Ukuran hamparan adsorbsi ditentukan oleh laju aliran gas dan siklus waktu yang diinginkan. Tebal hamparan dan laju aliran biasanya dipilih sedemikian rupa sehingga menghasilkan siklus adsorbsi antara 2 sampai 24 jam. Dengan menggunakan hamparan yang lebih panjang, siklus adsorbsi dapat diperpanjang sampai beberapa hari, tetapi cara ini biasanya tidak ekonomis karena penurunan tekanan menjadi terlalu tinggi dan biaya investasi terlalu besar. Biasanya tebal hamparan yang dianjurkan adalah 1 ft atau kurang karena hal itu akan mengurangi penurunan tekanan dan ukuran adsorber.Di lain pihak, hamparan yang dangkal tisak akan menghasilkan pemisahan yang sempurna, serta juga memerlukan energi lebih banyak untuk regenerasi.
Peralatan pengeringan gas. Pada peralatan untuk mengeringkan gas di gunakan gas panas untuk regenerasi. Gas basah yang keluar dari hamparan yang sedang diregenerasi dapat diventilasikan, atau sebagian besar airnya dikeluarkan di dalam kondensor dan gas itu diresirkulasi melalui pemanas ke hamparan itu. Pada pengering ukuran kecil, kadang-kadang di pasang pemanas listrik di dalam hamparan untuk memberikan energy yang di perlukan pada waktu regenerasi.
Suatu contoh penting mengenai adsorbsi fase zat cair ialah penggunaan karbon aktif untuk membersihkan zat pencemar dari limbah air. Adsorben karbon juga di gunakan untuk membersihkan zar organic runutandari air untuk konsumsi kota.

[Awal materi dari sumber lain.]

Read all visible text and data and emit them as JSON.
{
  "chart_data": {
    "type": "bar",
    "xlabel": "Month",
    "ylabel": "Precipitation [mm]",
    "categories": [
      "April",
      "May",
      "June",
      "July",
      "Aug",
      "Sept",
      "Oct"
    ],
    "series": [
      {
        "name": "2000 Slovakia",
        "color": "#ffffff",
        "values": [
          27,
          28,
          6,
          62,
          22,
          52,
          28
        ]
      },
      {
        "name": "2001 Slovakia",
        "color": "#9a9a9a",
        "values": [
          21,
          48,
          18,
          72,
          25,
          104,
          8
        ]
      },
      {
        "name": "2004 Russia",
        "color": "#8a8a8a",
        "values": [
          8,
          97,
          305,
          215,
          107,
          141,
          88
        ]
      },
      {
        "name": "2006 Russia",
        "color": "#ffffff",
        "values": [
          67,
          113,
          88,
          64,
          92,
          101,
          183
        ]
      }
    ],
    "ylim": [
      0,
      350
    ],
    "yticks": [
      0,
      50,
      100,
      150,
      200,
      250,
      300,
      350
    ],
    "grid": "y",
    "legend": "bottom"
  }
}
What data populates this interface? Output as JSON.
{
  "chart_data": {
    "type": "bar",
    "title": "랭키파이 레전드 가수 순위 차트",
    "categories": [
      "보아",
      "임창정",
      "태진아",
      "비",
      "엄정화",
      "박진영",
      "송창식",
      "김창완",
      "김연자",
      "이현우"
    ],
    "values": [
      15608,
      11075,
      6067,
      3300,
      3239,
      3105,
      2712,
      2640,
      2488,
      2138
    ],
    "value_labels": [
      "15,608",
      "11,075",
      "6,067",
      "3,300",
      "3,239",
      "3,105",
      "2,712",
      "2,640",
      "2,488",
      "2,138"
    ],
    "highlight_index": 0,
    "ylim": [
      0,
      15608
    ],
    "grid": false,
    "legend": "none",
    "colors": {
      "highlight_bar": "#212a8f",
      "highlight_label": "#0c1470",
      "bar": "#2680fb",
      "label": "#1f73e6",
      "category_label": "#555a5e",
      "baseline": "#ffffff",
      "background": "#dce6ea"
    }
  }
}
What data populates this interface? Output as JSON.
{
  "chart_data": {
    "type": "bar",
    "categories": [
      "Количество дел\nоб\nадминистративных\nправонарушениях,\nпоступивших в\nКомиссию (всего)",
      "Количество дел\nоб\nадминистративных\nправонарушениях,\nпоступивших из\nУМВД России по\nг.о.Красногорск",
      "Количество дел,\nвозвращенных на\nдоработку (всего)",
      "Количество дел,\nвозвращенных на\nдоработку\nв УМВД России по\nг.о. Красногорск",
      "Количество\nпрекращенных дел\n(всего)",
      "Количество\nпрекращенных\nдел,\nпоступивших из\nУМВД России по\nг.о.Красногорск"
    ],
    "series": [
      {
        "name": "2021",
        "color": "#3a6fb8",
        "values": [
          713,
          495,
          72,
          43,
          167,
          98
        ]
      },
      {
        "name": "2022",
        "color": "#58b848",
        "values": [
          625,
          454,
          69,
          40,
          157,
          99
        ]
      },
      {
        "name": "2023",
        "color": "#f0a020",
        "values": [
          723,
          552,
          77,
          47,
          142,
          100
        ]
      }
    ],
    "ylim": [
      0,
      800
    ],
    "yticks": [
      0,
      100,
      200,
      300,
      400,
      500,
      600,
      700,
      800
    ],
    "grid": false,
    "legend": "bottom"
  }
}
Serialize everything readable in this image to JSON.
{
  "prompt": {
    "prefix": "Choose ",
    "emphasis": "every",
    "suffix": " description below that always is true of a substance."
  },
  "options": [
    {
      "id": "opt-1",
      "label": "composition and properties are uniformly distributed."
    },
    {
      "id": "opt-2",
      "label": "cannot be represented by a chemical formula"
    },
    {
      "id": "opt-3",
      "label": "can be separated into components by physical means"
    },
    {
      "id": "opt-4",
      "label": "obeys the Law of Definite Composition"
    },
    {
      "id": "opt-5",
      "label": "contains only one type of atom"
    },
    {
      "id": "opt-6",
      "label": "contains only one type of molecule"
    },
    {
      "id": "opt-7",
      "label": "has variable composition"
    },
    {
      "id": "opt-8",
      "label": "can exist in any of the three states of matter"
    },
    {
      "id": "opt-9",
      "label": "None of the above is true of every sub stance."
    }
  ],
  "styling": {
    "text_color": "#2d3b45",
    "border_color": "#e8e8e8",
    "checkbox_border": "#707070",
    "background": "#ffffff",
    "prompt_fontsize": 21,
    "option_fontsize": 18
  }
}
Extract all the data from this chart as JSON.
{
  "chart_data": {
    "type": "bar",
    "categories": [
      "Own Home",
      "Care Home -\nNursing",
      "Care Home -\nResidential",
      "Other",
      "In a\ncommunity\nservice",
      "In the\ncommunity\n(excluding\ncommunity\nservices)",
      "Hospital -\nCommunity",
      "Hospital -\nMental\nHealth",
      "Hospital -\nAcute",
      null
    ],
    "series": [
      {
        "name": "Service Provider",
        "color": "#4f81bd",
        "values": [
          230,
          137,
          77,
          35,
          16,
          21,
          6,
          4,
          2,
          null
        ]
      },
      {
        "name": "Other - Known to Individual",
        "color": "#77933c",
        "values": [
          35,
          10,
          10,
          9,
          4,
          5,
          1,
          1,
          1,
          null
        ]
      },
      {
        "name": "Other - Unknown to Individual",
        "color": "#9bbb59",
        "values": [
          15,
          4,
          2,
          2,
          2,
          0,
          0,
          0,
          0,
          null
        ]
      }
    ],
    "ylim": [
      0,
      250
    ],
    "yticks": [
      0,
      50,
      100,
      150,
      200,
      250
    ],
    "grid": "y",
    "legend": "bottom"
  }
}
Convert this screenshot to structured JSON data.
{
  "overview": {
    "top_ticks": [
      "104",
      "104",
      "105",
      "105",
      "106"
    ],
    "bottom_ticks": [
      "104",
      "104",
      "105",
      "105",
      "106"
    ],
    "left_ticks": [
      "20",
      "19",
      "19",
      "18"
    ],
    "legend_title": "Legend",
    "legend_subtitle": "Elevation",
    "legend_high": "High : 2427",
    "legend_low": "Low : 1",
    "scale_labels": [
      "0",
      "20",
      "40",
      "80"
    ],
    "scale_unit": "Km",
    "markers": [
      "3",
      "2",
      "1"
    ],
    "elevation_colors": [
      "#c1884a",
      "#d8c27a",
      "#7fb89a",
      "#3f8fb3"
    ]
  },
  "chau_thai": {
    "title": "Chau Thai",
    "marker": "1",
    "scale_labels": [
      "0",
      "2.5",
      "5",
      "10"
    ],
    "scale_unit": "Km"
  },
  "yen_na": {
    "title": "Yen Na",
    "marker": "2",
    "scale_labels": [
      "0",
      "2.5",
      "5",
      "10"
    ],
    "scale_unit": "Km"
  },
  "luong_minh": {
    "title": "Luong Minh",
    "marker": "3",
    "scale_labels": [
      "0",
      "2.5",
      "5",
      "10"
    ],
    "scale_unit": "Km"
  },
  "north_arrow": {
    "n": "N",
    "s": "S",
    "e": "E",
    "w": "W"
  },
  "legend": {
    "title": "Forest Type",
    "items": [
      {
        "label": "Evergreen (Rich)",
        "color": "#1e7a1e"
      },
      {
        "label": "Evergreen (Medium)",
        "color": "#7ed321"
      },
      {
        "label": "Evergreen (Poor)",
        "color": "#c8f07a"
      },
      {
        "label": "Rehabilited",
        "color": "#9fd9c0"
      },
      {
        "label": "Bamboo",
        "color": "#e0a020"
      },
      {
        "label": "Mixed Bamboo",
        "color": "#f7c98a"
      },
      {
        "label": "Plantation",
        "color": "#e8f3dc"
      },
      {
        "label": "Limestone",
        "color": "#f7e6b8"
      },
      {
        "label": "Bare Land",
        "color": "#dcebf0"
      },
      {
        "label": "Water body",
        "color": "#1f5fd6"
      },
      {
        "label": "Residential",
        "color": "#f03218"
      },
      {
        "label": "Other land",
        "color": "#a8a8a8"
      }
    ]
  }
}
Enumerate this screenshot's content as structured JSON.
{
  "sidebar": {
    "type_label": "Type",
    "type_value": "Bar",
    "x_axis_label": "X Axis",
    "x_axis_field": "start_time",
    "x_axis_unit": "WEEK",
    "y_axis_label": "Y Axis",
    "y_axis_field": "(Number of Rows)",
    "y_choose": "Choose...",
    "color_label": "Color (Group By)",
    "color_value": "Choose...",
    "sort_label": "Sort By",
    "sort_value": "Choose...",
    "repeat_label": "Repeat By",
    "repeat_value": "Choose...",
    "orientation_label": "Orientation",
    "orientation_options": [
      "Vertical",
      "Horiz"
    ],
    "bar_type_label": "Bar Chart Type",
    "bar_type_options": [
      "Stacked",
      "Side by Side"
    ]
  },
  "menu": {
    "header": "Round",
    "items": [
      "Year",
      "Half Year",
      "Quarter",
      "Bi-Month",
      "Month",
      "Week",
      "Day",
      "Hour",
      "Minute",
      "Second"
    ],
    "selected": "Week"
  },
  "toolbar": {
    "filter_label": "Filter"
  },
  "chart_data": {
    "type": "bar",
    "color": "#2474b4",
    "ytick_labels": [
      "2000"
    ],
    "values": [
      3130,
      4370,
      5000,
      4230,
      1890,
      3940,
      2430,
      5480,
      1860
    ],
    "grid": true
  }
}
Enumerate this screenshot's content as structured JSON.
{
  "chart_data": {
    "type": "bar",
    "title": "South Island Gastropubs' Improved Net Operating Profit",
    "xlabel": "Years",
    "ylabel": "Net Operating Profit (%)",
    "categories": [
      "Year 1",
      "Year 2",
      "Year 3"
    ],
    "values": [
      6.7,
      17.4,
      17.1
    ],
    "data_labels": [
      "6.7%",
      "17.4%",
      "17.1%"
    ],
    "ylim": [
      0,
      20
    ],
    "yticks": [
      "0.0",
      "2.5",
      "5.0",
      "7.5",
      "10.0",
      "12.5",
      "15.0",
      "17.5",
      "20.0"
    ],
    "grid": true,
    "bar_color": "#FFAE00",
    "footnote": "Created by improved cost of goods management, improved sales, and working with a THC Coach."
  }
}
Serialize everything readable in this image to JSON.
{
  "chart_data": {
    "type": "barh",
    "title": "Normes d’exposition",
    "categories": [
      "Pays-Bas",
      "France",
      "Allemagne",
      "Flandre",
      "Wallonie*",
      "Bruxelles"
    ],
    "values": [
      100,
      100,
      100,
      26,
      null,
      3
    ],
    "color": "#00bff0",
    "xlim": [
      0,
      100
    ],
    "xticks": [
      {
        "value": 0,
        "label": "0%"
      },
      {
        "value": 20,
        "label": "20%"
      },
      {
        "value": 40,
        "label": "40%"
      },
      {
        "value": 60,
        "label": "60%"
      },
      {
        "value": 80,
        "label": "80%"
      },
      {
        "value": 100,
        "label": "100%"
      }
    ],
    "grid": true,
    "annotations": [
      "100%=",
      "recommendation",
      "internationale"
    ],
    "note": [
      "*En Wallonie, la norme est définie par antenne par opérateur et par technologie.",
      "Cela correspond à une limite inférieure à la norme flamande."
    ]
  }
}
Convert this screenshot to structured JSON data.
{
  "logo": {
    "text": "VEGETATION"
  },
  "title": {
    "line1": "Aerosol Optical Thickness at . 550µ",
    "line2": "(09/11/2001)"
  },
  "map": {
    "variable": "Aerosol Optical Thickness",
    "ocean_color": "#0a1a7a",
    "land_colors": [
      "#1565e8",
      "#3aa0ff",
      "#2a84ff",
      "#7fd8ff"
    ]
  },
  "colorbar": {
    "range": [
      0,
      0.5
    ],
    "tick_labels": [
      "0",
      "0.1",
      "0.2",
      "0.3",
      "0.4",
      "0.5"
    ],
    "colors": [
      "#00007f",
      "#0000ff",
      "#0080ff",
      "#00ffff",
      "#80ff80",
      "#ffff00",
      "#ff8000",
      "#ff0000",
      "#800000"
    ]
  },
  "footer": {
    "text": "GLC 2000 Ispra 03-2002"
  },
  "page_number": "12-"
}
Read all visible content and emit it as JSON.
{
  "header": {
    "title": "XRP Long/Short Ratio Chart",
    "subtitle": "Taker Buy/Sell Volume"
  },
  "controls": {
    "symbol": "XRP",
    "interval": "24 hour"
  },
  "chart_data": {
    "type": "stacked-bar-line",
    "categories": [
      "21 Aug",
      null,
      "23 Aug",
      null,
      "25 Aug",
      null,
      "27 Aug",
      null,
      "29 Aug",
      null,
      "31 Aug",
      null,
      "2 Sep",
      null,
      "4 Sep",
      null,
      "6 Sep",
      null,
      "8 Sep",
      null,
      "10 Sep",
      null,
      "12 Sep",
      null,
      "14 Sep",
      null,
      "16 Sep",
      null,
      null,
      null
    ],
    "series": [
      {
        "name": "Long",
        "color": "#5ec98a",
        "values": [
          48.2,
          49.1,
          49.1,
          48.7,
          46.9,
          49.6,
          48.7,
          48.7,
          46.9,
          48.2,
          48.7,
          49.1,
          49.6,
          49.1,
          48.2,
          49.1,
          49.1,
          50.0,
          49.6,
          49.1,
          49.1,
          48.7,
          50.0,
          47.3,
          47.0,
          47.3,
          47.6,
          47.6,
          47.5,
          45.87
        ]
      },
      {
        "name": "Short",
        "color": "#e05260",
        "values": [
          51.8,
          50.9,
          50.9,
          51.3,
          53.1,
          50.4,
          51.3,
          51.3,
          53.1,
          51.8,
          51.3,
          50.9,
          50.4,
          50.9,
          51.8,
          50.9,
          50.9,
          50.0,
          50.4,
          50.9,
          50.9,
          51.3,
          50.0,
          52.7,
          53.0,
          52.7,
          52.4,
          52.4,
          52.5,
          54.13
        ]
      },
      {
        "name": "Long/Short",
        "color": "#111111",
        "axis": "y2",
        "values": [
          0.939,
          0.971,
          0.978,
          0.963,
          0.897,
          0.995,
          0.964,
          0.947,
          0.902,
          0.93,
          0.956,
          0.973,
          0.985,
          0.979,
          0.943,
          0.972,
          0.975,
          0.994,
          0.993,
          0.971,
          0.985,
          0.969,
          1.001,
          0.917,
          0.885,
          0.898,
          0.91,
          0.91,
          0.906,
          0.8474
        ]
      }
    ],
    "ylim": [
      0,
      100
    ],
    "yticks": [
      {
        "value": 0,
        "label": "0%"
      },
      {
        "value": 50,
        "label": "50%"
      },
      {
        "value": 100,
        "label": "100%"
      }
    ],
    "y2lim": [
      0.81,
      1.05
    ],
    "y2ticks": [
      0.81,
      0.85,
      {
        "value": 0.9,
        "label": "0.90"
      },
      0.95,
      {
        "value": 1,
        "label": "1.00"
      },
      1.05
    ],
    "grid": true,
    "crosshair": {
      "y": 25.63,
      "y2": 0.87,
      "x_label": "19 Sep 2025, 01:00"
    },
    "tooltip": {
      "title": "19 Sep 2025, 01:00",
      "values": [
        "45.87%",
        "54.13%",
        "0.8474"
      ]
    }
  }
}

Hal ini juga rasa air juga menjadi lebih baik dan mencegah peluang bagi terbentuknya senyawa beracun dalam langkah klorinasi yang dilaksanakan berikutnya.
Adsorber tangki-aduk. Cara ini untuk mengolah air limbah ialah menambahkan serbuk karbon ke dalam tangki larutan, dan membuat serbuk itu melayang di dalam larutan dengan bantuan pengaduk mekanik atau oemerci udara. Dengan partikel yang halus adsorbsi berlangsung jauh lebih cepat daripada dengan karbon butiran (granular), tetapi untuk itu diperlukan peralatan yang besar untuk memisahkan karbon bekas pakai dengan cara sedimentasi (pengendapan) dan filtrasi (penyaringan). Pengolahan dengan serbuk karbon dapat dilakukan dengan sisten tumpak, atau dapat pula dengan cara kontinu, dengan menambahkan karbon menurut takaran ke arus limbah itu dan memisahkan karbon bekas pakai itu secara kontinu pula.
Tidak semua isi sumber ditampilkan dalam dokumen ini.